全世界的なトレンドが都市化であることは間違いありません。ただし、従来の都市化が雇用機会や利便性に牽引されていたのに対し、デジタルテクノロジーやリモートワークが進んだ現在では、必ずしも都市に居住することが高収入に結びつかなくなりました。都市と郊外の棲み分けが複雑化しています。コミュニティとの繋がりや文化を求めて大都市に住む若者が増える一方で、住宅価格の低いテキサスやフロリダに移るファミリー層も増えています。モビリティも複雑化しています。人気都市では新しい公共交通機関が整備され、その隙間をうめる(ロボ)タクシーが普及すると予想されます。郊外では鉄道やバスなどの大量輸送機関は今後も普及せず、当分は自動運転車が主な移動手段になるでしょう。
人口構成の変化もモビリティのニーズに影響を与えます。高齢化社会では医療や福祉サービス
が整備された都市の魅力が高まり、子育て世代は広い住環境を求めて郊外を選ぶかも知れません。10代の若者の運転免許取得率は低下し、Z世代のクルマ所有意欲も減退しているようです。エンターテイメントもデジタル技術による場所・時間の制約を超えた体験と、プロスポーツやコンサートなどライブイベントへの支出増加という二極化が進んでいます。
こうしたトレンドはモビリティのニーズがますます多様化することを意味します。都市型・郊外型・高齢者向け・若者向け、などでモビリティ関連企業のビジネスチャンスは異なってくるでしょう。
都市型では、移動手段のシェアが基本になります。クルマが本来提供する自由な移動や個人的空間を公共性とどうバランスさせるかがカギになるでしょう。カーシェア、オンデマンド配車、MaaS(Mobility as a Service)、公共機関との連携など、所有よりも「移動体験の最適化」に価値が移りつつあります。ここではデータ連携やサブスクリプション型のサービスがビジネスの主戦場になるでしょう。

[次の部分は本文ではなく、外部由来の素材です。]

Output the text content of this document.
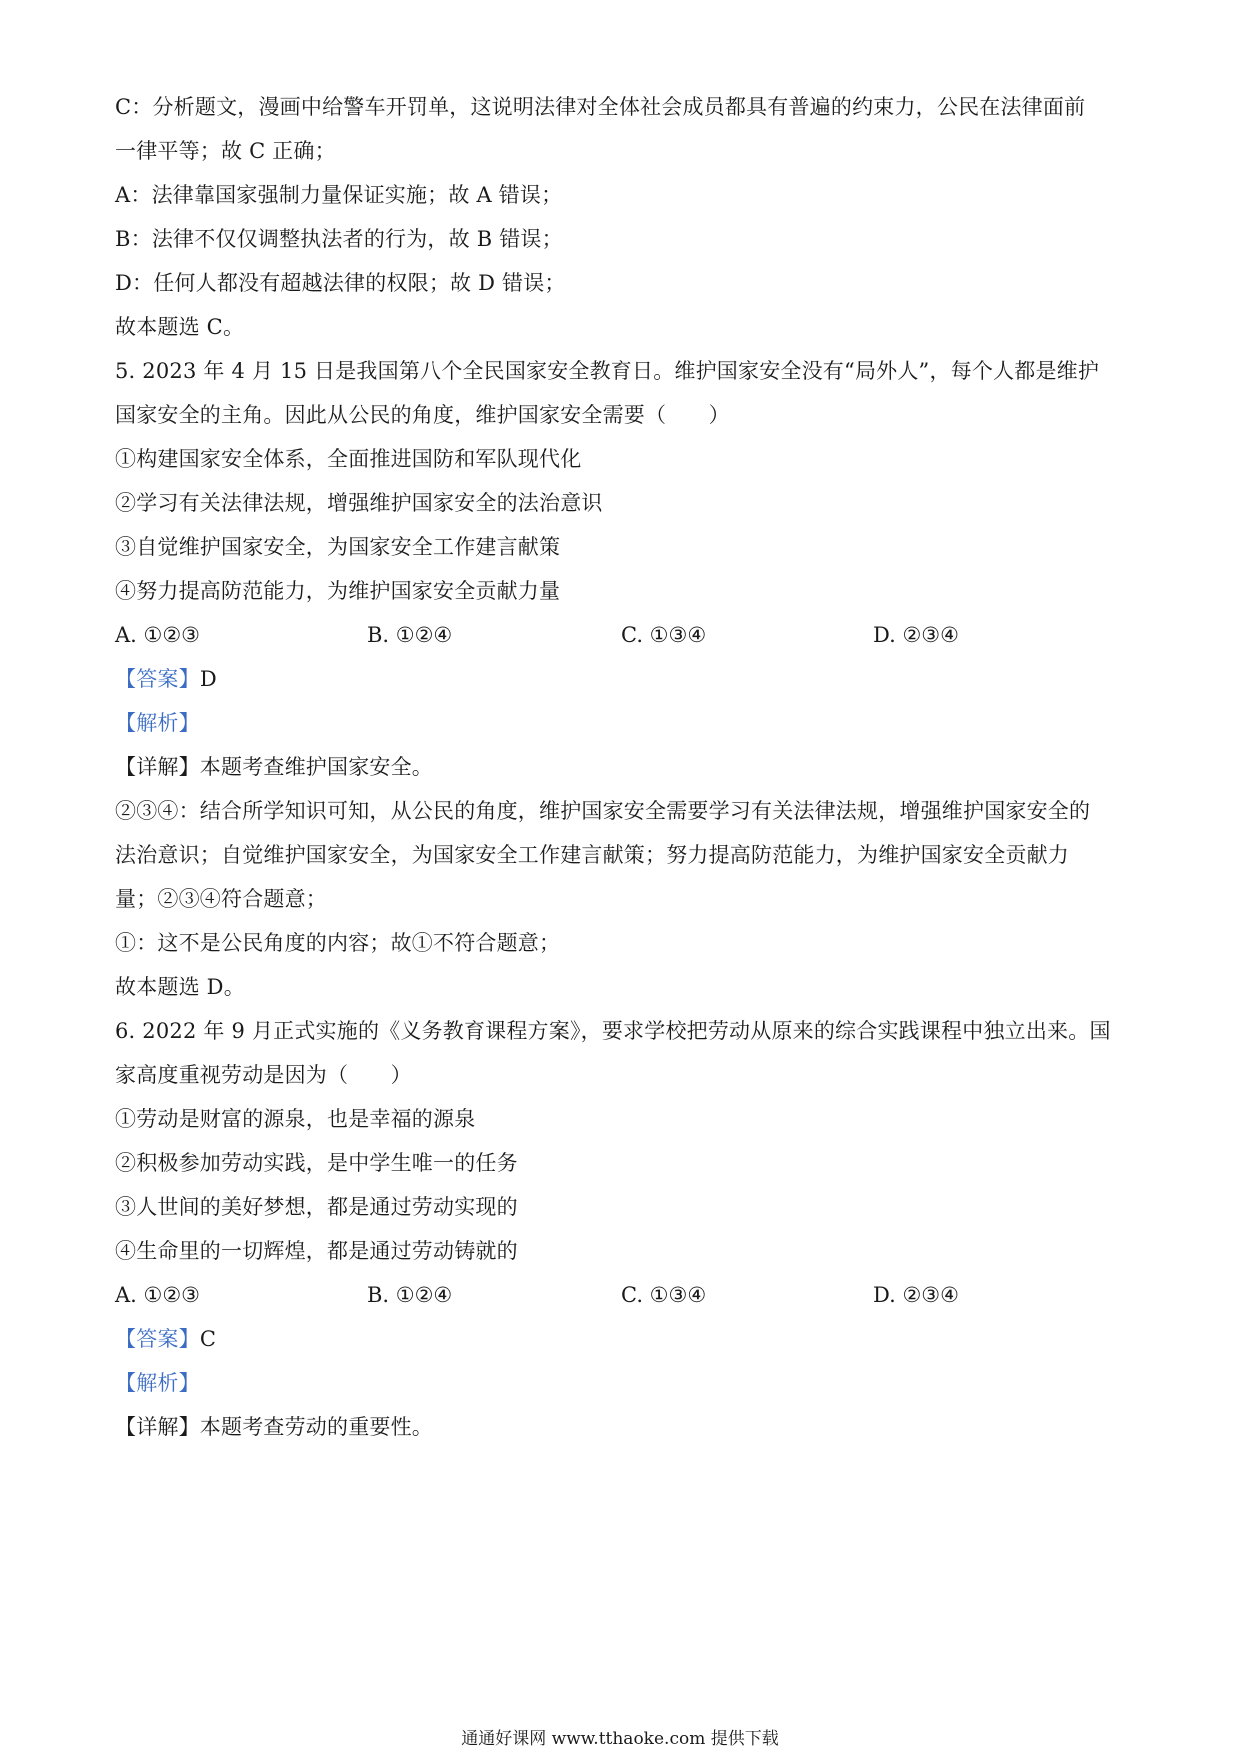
C：分析题文，漫画中给警车开罚单，这说明法律对全体社会成员都具有普遍的约束力，公民在法律面前
一律平等；故 C 正确；
A：法律靠国家强制力量保证实施；故 A 错误；
B：法律不仅仅调整执法者的行为，故 B 错误；
D：任何人都没有超越法律的权限；故 D 错误；
故本题选 C。
5. 2023 年 4 月 15 日是我国第八个全民国家安全教育日。维护国家安全没有“局外人”，每个人都是维护
国家安全的主角。因此从公民的角度，维护国家安全需要（　　）
①构建国家安全体系，全面推进国防和军队现代化
②学习有关法律法规，增强维护国家安全的法治意识
③自觉维护国家安全，为国家安全工作建言献策
④努力提高防范能力，为维护国家安全贡献力量
A. ①②③	B. ①②④	C. ①③④	D. ②③④
【答案】D
【解析】
【详解】本题考查维护国家安全。
②③④：结合所学知识可知，从公民的角度，维护国家安全需要学习有关法律法规，增强维护国家安全的
法治意识；自觉维护国家安全，为国家安全工作建言献策；努力提高防范能力，为维护国家安全贡献力
量；②③④符合题意；
①：这不是公民角度的内容；故①不符合题意；
故本题选 D。
6. 2022 年 9 月正式实施的《义务教育课程方案》，要求学校把劳动从原来的综合实践课程中独立出来。国
家高度重视劳动是因为（　　）
①劳动是财富的源泉，也是幸福的源泉
②积极参加劳动实践，是中学生唯一的任务
③人世间的美好梦想，都是通过劳动实现的
④生命里的一切辉煌，都是通过劳动铸就的
A. ①②③	B. ①②④	C. ①③④	D. ②③④
【答案】C
【解析】
【详解】本题考查劳动的重要性。
通通好课网 www.tthaoke.com 提供下载
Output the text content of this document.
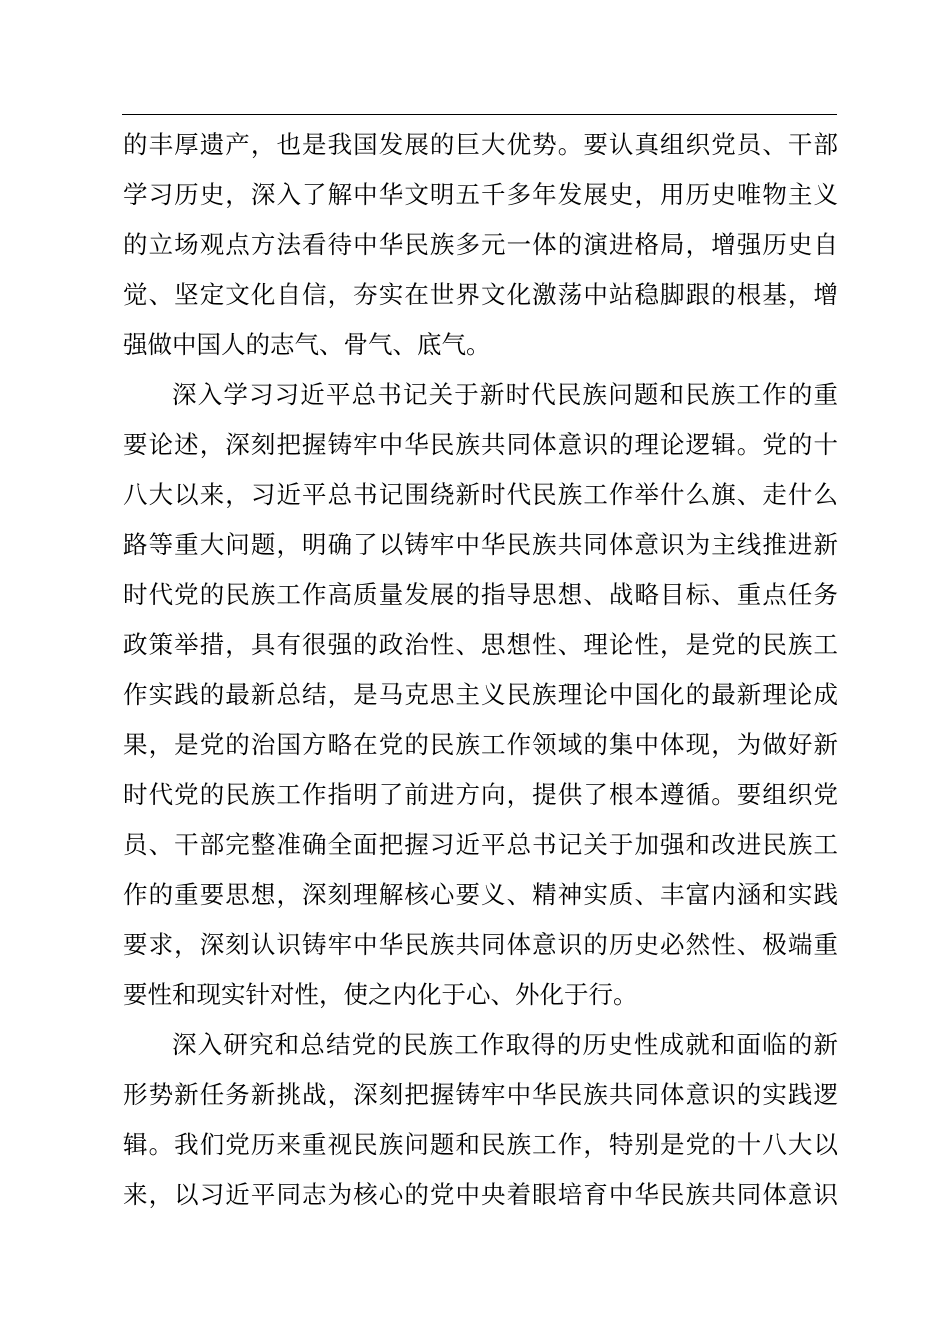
的丰厚遗产，也是我国发展的巨大优势。要认真组织党员、干部
学习历史，深入了解中华文明五千多年发展史，用历史唯物主义
的立场观点方法看待中华民族多元一体的演进格局，增强历史自
觉、坚定文化自信，夯实在世界文化激荡中站稳脚跟的根基，增
强做中国人的志气、骨气、底气。

深入学习习近平总书记关于新时代民族问题和民族工作的重
要论述，深刻把握铸牢中华民族共同体意识的理论逻辑。党的十
八大以来，习近平总书记围绕新时代民族工作举什么旗、走什么
路等重大问题，明确了以铸牢中华民族共同体意识为主线推进新
时代党的民族工作高质量发展的指导思想、战略目标、重点任务
政策举措，具有很强的政治性、思想性、理论性，是党的民族工
作实践的最新总结，是马克思主义民族理论中国化的最新理论成
果，是党的治国方略在党的民族工作领域的集中体现，为做好新
时代党的民族工作指明了前进方向，提供了根本遵循。要组织党
员、干部完整准确全面把握习近平总书记关于加强和改进民族工
作的重要思想，深刻理解核心要义、精神实质、丰富内涵和实践
要求，深刻认识铸牢中华民族共同体意识的历史必然性、极端重
要性和现实针对性，使之内化于心、外化于行。

深入研究和总结党的民族工作取得的历史性成就和面临的新
形势新任务新挑战，深刻把握铸牢中华民族共同体意识的实践逻
辑。我们党历来重视民族问题和民族工作，特别是党的十八大以
来，以习近平同志为核心的党中央着眼培育中华民族共同体意识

郊外型では、自家用車をベースにしつつ、自動運転やEVを活用した新しい所有・利用モデルが広がるでしょう。クルマのオフィス化や娯楽スペース化が進むかも知れません。またEVが一時的に移動手段と家庭蓄電池の二つの役割を果たす可能性もあります。
高齢者向けモビリティは、高齢者先進国である日本の企業が価値を発揮できる分野のひとつと考えられます。小型モビリティ、コミュニティバス、医療・福祉と連携した移動支援など、生活インフラに直結する分野です。ここで培われたモデルは高齢化が進むアメリカ以外の市場にも輸出できるかもしれません。
若者向けでは、所有志向の低下に合わせ、サブスクリプションや短期利用、車内エンタメ・デジタル連携を組み合わせたサービスが求められます。クルマは「移動のための手段」だけでなく「モバイル空間」としての魅力を持つことが重要になります。
このように、モビリティの未来を都市/郊外、世代などに切り分けて考えることで、より具体的なビジネスチャンスと戦略を描けるのではないでしょうか。何が正解かは誰にも分かりませんが、競合を見てから行動しても成功は望みにくいでしょう。速い判断とフォーカスが成功のカギになるでしょう。
新しいモビリティは、自動車産業・交通サービス以外にも数多くの業界に変化をもたらすと考えられます。駐車場が不要になれば、不動産・建築分野の多くの「当たり前」が塗り替えられる可能性があります。物流の仕組みが変われば食品や外食に新しいビジネスが生まれ、保険や金融サービスにも多様なチャンスとリスクが訪れるでしょう。そして、日本企業が活躍している他の業界にも大きな波が及ぶと想定されます。